The marketing drive has focused on getting more expatriates to attend, and there were signs of promise in the stands on Wednesday. Soren Jorgensen, a Dane who works in Sharjah, has lived in the UAE for nearly seven years yet was taking in his first game between local sides. "I have seen a lot of football, and I was say this is the equivalent of the lower level teams in the top division in Denmark," he said.

"I didn't even know the match was going on, but my friend won tickets. I have seen a lot of sports here, but not football. Tennis and golf when the major tournaments come here. "I have Showtime and follow all the Premier league matches, and stream some of the national team matches when I can.
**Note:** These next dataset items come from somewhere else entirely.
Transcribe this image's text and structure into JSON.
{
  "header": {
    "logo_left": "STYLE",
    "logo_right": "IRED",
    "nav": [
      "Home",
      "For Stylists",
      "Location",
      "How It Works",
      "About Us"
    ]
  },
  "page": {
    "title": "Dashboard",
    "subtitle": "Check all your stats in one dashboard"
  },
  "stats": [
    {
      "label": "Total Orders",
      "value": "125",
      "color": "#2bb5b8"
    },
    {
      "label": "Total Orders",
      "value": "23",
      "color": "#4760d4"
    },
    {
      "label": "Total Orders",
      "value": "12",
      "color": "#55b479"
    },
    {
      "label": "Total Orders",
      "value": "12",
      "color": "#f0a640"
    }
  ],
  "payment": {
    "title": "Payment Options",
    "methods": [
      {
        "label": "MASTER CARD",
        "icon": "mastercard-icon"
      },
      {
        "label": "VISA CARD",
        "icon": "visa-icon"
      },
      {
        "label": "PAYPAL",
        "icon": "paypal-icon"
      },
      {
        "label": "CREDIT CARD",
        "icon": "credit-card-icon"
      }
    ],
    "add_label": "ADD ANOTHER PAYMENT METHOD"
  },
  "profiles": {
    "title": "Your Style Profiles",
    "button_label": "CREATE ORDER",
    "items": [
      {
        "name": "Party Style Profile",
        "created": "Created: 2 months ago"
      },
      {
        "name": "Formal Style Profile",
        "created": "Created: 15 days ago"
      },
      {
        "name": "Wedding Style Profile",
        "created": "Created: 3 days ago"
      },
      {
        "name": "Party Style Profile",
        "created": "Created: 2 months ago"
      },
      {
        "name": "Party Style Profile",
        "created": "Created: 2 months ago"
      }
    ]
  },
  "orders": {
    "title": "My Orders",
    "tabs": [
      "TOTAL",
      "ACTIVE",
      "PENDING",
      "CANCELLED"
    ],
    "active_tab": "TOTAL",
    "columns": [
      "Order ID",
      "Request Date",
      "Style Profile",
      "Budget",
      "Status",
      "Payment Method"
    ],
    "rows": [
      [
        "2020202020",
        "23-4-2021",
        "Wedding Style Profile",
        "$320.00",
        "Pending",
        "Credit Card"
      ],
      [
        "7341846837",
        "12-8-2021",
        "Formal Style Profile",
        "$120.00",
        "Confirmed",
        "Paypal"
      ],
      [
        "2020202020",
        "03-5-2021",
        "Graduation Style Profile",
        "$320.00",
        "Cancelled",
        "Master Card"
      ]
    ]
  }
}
I do my own management team games on the computer, but I've never had a UAE team. The only one I recognise is the German coach [Al Ain's Winfried Schaefer].

"If they can attract some more famous players, perhaps it would bring more people." Abdullah Fattah, 26, an Emirati Ahli supporter, believes Pro League clubs battle other problems when trying to attract crowds. "People might not come because the games are also free on television," said Fattah. "At home they have air conditioning, and everything is ready for them. They might think, 'Why should I go there? There may be fighting, or there may be problems'.

"Here they don't apply any replays on the TV, but if you watch it in the house, they will replay each incident four or five times for you." A cricket ground is not the most natural setting for a football match and Schaefer, the charismatic coach of Al Ain, was not impressed. "It is a very beautiful stadium, but it is not a football ground," he said, after his side claimed the Super Cup with a tense, penalty shoot-out triumph over the Pro League champions, Al Ahli.

"In the 30-metre area in the centre where cricket is played, the pitch is so hard. "I was very happy that none of our players were injured. Cricket players should come and throw their ball around a football stadium. They would find that the field is not so hard." Schaefer may have had his doubts, but Gai said: "Being a cricket pitch, I think to prepare it to be a football field in three or four weeks was really not a bad effort.